No livro de Ebner aparecem conversas em chats com pessoas obcecadas em confinar as mulheres em papéis tradicionais, obcecadas com o perigo representado pelo feminismo (um dos muitos pontos em que os islamistas radicais e os de extrema direita concordam), com a suposta conspiração judaica mundial, com os direitos LGTBI ou com a já citada “grande substituição”, que Ebner define como “uma ideia que surgiu na França e que sustenta que as populações brancas estão sendo substituídas por imigrantes”.

“Um dos maiores perigos é que se trata de uma teoria da conspiração que assume que existe uma ameaça existencial contra a população ocidental e que é iminente”, acrescenta. O outro perigo dessas teorias é que muitas vezes são citadas por fanáticos perigosos, mas também por partidos políticos com representação parlamentar - como o Vox, Governos como os da Hungria e Polônia e o presidente dos EUA, Donald Trump. “Eu diria que algumas das ideias extremistas que vemos hoje estavam à margem da sociedade alguns anos atrás e agora são moeda comum, até no espaço político, nos parlamentos e nos Governos. Políticos do Vox, por exemplo, tuitaram sobre a grande substituição. Eles ecoam as mesmas teorias da conspiração que alguns meses depois alimentaram ataques contra muçulmanos. Enfrentamos dois perigos: há uma ameaça contra nossas democracias porque essas ideias entraram em nosso espaço político e podem influenciar o futuro de nossas sociedades; e com tanto incentivo por parte de alguns grupos políticos, tiveram uma enorme difusão em públicos que antes não alcançavam.”

Um exemplo claro, explica a pesquisadora, é tudo o que está acontecendo com a pandemia em torno do chamado QAnon, uma teoria da conspiração que mistura supostas orgias de pedófilos, com a covid-19, o 5G e o controle mental, que inundou as redes sociais nos últimos meses. E esse é precisamente o outro grande problema que seu livro aponta: grande parte desse material repugnante e perigoso é preparado nas redes sociais antes de saltar para os chats privados e para as profundezas da internet.

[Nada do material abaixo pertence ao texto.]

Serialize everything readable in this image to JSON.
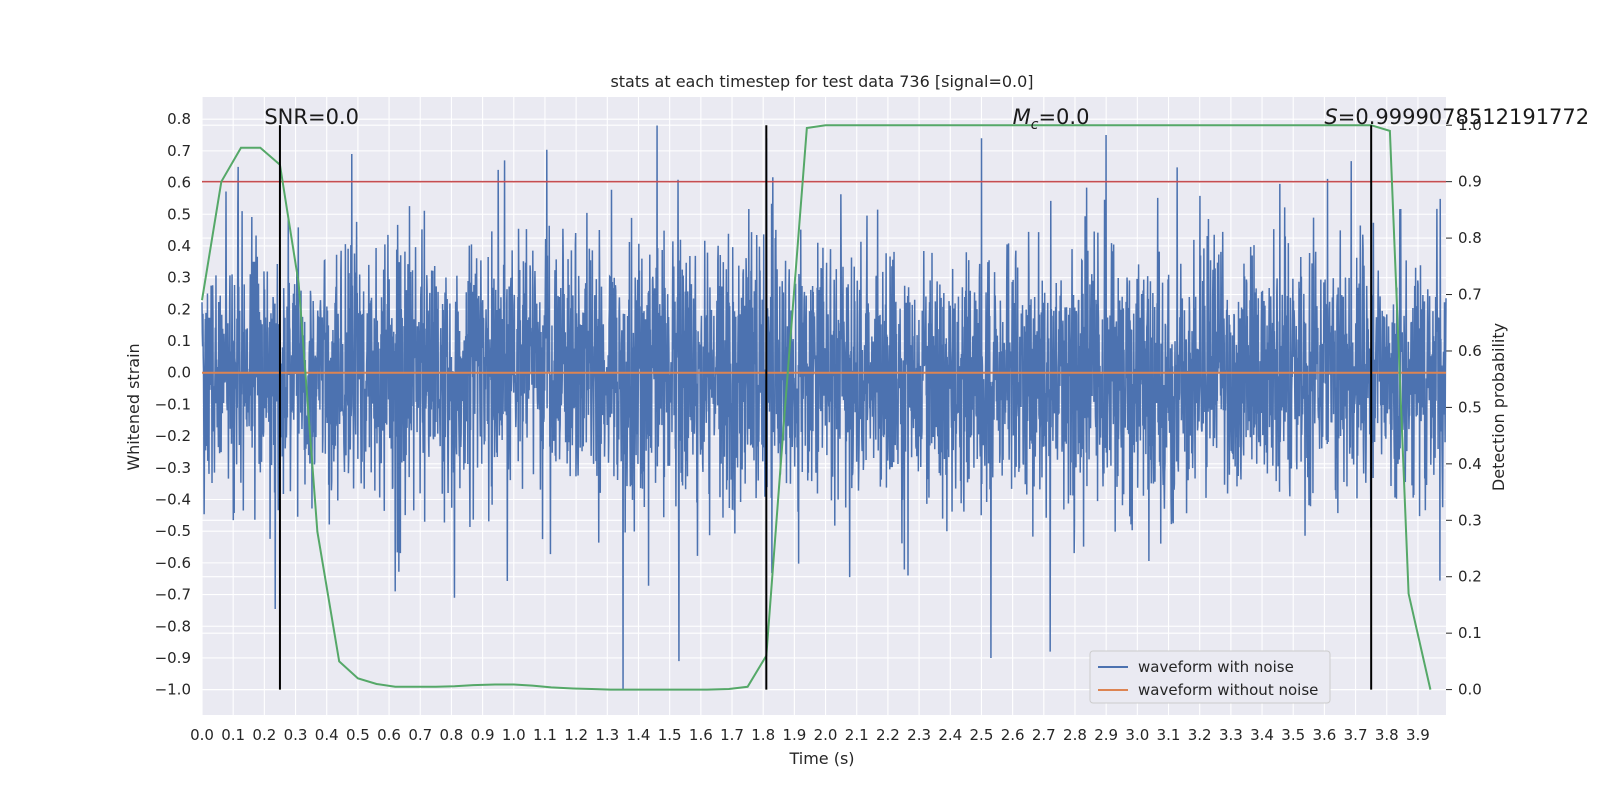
{
  "chart_data": {
    "type": "line",
    "title": "stats at each timestep for test data 736 [signal=0.0]",
    "xlabel": "Time (s)",
    "ylabel": "Whitened strain",
    "ylabel_right": "Detection probability",
    "xlim": [
      0.0,
      3.99
    ],
    "ylim": [
      -1.08,
      0.87
    ],
    "ylim_right": [
      -0.045,
      1.05
    ],
    "x_ticks": [
      0.0,
      0.1,
      0.2,
      0.3,
      0.4,
      0.5,
      0.6,
      0.7,
      0.8,
      0.9,
      1.0,
      1.1,
      1.2,
      1.3,
      1.4,
      1.5,
      1.6,
      1.7,
      1.8,
      1.9,
      2.0,
      2.1,
      2.2,
      2.3,
      2.4,
      2.5,
      2.6,
      2.7,
      2.8,
      2.9,
      3.0,
      3.1,
      3.2,
      3.3,
      3.4,
      3.5,
      3.6,
      3.7,
      3.8,
      3.9
    ],
    "x_tick_labels": [
      "0.0",
      "0.1",
      "0.2",
      "0.3",
      "0.4",
      "0.5",
      "0.6",
      "0.7",
      "0.8",
      "0.9",
      "1.0",
      "1.1",
      "1.2",
      "1.3",
      "1.4",
      "1.5",
      "1.6",
      "1.7",
      "1.8",
      "1.9",
      "2.0",
      "2.1",
      "2.2",
      "2.3",
      "2.4",
      "2.5",
      "2.6",
      "2.7",
      "2.8",
      "2.9",
      "3.0",
      "3.1",
      "3.2",
      "3.3",
      "3.4",
      "3.5",
      "3.6",
      "3.7",
      "3.8",
      "3.9"
    ],
    "y_ticks": [
      0.8,
      0.7,
      0.6,
      0.5,
      0.4,
      0.3,
      0.2,
      0.1,
      0.0,
      -0.1,
      -0.2,
      -0.3,
      -0.4,
      -0.5,
      -0.6,
      -0.7,
      -0.8,
      -0.9,
      -1.0
    ],
    "y_tick_labels": [
      "0.8",
      "0.7",
      "0.6",
      "0.5",
      "0.4",
      "0.3",
      "0.2",
      "0.1",
      "0.0",
      "−0.1",
      "−0.2",
      "−0.3",
      "−0.4",
      "−0.5",
      "−0.6",
      "−0.7",
      "−0.8",
      "−0.9",
      "−1.0"
    ],
    "y_right_ticks": [
      1.0,
      0.9,
      0.8,
      0.7,
      0.6,
      0.5,
      0.4,
      0.3,
      0.2,
      0.1,
      0.0
    ],
    "y_right_tick_labels": [
      "1.0",
      "0.9",
      "0.8",
      "0.7",
      "0.6",
      "0.5",
      "0.4",
      "0.3",
      "0.2",
      "0.1",
      "0.0"
    ],
    "grid": true,
    "background": "#eaeaf2",
    "annotations": [
      {
        "text": "SNR=0.0",
        "x": 0.2
      },
      {
        "text_main": "M",
        "text_sub": "c",
        "text_rest": "=0.0",
        "x": 2.6
      },
      {
        "text_main": "S",
        "text_rest": "=0.9999078512191772",
        "x": 3.6
      }
    ],
    "threshold_line": {
      "y_right": 0.9,
      "color": "#c44e52"
    },
    "vertical_lines": [
      0.25,
      1.81,
      3.75
    ],
    "series": [
      {
        "name": "waveform with noise",
        "color": "#4c72b0",
        "kind": "noise",
        "n_points": 4096,
        "amplitude_envelope": [
          0.3,
          0.5
        ],
        "peaks": [
          {
            "x": 1.35,
            "y": -1.0
          },
          {
            "x": 1.46,
            "y": 0.78
          },
          {
            "x": 1.81,
            "y": 0.74
          },
          {
            "x": 3.75,
            "y": 0.72
          },
          {
            "x": 1.53,
            "y": -0.91
          },
          {
            "x": 2.53,
            "y": -0.9
          },
          {
            "x": 2.72,
            "y": -0.88
          },
          {
            "x": 2.9,
            "y": 0.75
          },
          {
            "x": 2.5,
            "y": 0.74
          },
          {
            "x": 0.81,
            "y": -0.71
          },
          {
            "x": 0.97,
            "y": 0.67
          },
          {
            "x": 0.48,
            "y": 0.69
          },
          {
            "x": 0.95,
            "y": 0.64
          },
          {
            "x": 0.62,
            "y": -0.69
          }
        ]
      },
      {
        "name": "waveform without noise",
        "color": "#dd8452",
        "kind": "constant",
        "y": 0.0
      },
      {
        "name": "Detection probability",
        "color": "#55a868",
        "axis": "right",
        "x": [
          0.0,
          0.062,
          0.125,
          0.187,
          0.25,
          0.31,
          0.37,
          0.44,
          0.5,
          0.56,
          0.62,
          0.69,
          0.75,
          0.81,
          0.87,
          0.94,
          1.0,
          1.06,
          1.12,
          1.19,
          1.25,
          1.31,
          1.37,
          1.44,
          1.5,
          1.56,
          1.62,
          1.69,
          1.75,
          1.81,
          1.87,
          1.94,
          2.0,
          2.5,
          3.0,
          3.5,
          3.69,
          3.75,
          3.81,
          3.87,
          3.94
        ],
        "y": [
          0.69,
          0.9,
          0.96,
          0.96,
          0.93,
          0.72,
          0.28,
          0.05,
          0.02,
          0.01,
          0.005,
          0.005,
          0.005,
          0.006,
          0.008,
          0.009,
          0.009,
          0.007,
          0.004,
          0.002,
          0.001,
          0.0,
          0.0,
          0.0,
          0.0,
          0.0,
          0.0,
          0.001,
          0.005,
          0.06,
          0.5,
          0.995,
          1.0,
          1.0,
          1.0,
          1.0,
          1.0,
          1.0,
          0.99,
          0.17,
          0.0
        ]
      }
    ],
    "legend": {
      "placement": "lower-right",
      "entries": [
        {
          "label": "waveform with noise",
          "color": "#4c72b0"
        },
        {
          "label": "waveform without noise",
          "color": "#dd8452"
        }
      ]
    }
  }
}
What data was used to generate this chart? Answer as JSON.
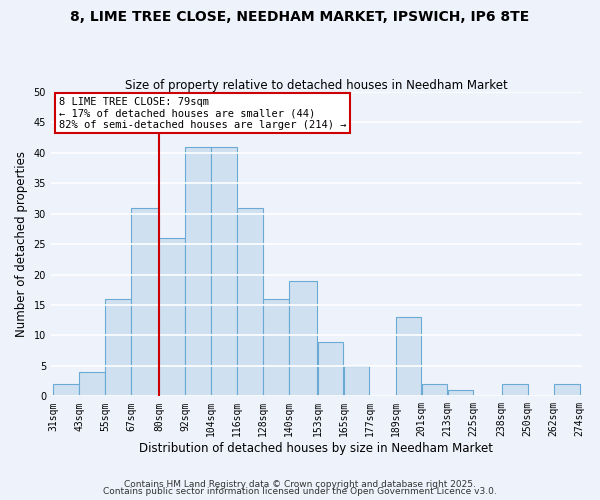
{
  "title": "8, LIME TREE CLOSE, NEEDHAM MARKET, IPSWICH, IP6 8TE",
  "subtitle": "Size of property relative to detached houses in Needham Market",
  "xlabel": "Distribution of detached houses by size in Needham Market",
  "ylabel": "Number of detached properties",
  "bin_edges": [
    31,
    43,
    55,
    67,
    80,
    92,
    104,
    116,
    128,
    140,
    153,
    165,
    177,
    189,
    201,
    213,
    225,
    238,
    250,
    262,
    274
  ],
  "bar_heights": [
    2,
    4,
    16,
    31,
    26,
    41,
    41,
    31,
    16,
    19,
    9,
    5,
    0,
    13,
    2,
    1,
    0,
    2,
    0,
    2
  ],
  "bar_color": "#cfe0f0",
  "bar_edgecolor": "#6aaad4",
  "vline_x": 80,
  "vline_color": "#cc0000",
  "ylim": [
    0,
    50
  ],
  "yticks": [
    0,
    5,
    10,
    15,
    20,
    25,
    30,
    35,
    40,
    45,
    50
  ],
  "annotation_title": "8 LIME TREE CLOSE: 79sqm",
  "annotation_line1": "← 17% of detached houses are smaller (44)",
  "annotation_line2": "82% of semi-detached houses are larger (214) →",
  "footnote1": "Contains HM Land Registry data © Crown copyright and database right 2025.",
  "footnote2": "Contains public sector information licensed under the Open Government Licence v3.0.",
  "background_color": "#eef2fb",
  "grid_color": "#ffffff",
  "title_fontsize": 10,
  "subtitle_fontsize": 8.5,
  "tick_label_fontsize": 7,
  "axis_label_fontsize": 8.5,
  "footnote_fontsize": 6.5
}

A grande vitrine de tudo isso é pública, sem que os responsáveis por essas redes façam grandes esforços para detê-la. “A forma como o Facebook funciona e o modo como a plataforma está desenhada prioriza conteúdos mais extremos, mais radicais e mais incríveis, teorias de conspiração ou conteúdos violentos ou de ódio, porque o objetivo é captar a nossa atenção e aumentar tanto quanto possível o tempo que passamos na plataforma. E, infelizmente, os conteúdos violentos e radicais atraem muito a atenção.”